Ed, all this electronic gadgetry that makes our current civilization run is space-based; the country that achieves leadership in space will ultimately control all that gadgetry.
The more immediate point is that we taxpayers invested a ton of hard-earned money in the world's sharpest and most experienced engineers to produce a system that not only replaced shuttle but provided enhanced capabilities. That was accomplished in spite of the ever-changing NASA requirements, budget uncertainties and design requirements that were far beyond any attempted in the past. Now we have an ego-maniacal Harvard academic with virtually zero management or scientific experience waltz in and decide he can do better with a gang of amateurs! Literally throwing away a program that was matured, designed and ready for its test phase!
This loss of space leadership I referred to is a tremendous loss to the US in terms of space capability, tax dollars and the potentially, eventually, the basic security of all the systems we rely upon in our daily functioning. To make matters worse, we are now at the mercy of "friends" like Russia to provide us manned access to space and will be so dependent for a very long time.
As for the new US space toys, I wouldn't count on them to replace any of the shuttle capabilities, I suspect the are surveillance and weapon based systems.
Thanks for posting, edwest! ;)
I suspect your SpaceX rocket may have been responsible for a UFO scare over Eastern Australia early in the morning. The UFO enthusiasts don't want to believe it, but I'm wondering if the rocket was doing some correcting which led to the reported phenomena.
With due respect, I think your concerns are unfounded.
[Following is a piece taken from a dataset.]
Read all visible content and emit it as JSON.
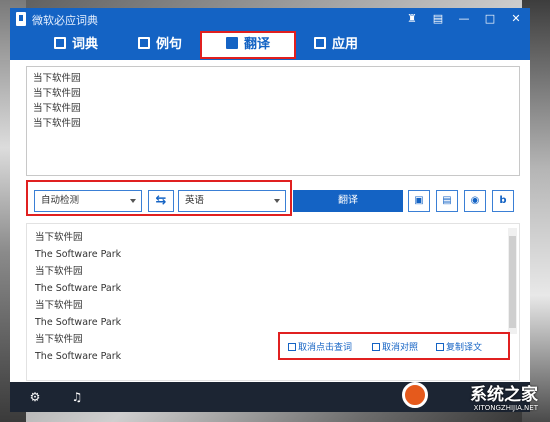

We can license the technology from the Russians. UCAVs will be doing the fighting in the foreseeable future, under manned supervision of course. The current threat has been defined as irregular, assymetric forces in scattered locations. The unholy grail, of course, is for such a threat to exist in perpetuity. Therefore, planning and ressouces will be allocated in that direction. The military is very aware of cyber-threats, and is acting accordingly.
About North Korea. Pardon my bluntness, but a brief message indicating that the capital will be quickly eliminated if any threshold event occurs should be enough. However, most rogue nations do not have the surveillance capabilities of the United States, or a bomber fleet or a submarine fleet. They also have not fielded any airborne lasers, much less the ground based variety.
We’ll be fine.
As far as I can see, the main strategic problem in Korea is that Seoul lies only about 25kms from the border. Accordingly the North Koreans have enormous firepower directed at Seoul. If Seoul were further away, the equation would be different.
North Korea does have a submarine fleet. At the risk of sounding very un-Christian, I sometimes wonder if the US-South Koreans shouldn’t sink a few of them without acknowledging the fact, assuming they are able to track them underwater. It would send a very clear message to the North Koreans that they kill 46 South Koreans at a cost to themselves.
However I don’t think Kim is the real power in North Korea. It’s more than likely to be a cabal of hard line generals.
I'm sure the United States has intelligence and intelligence assets we'll never know about. I know the situation in Korea. They don't stand a chance. The Chinese know that as well. Their current economic situation is quite bad.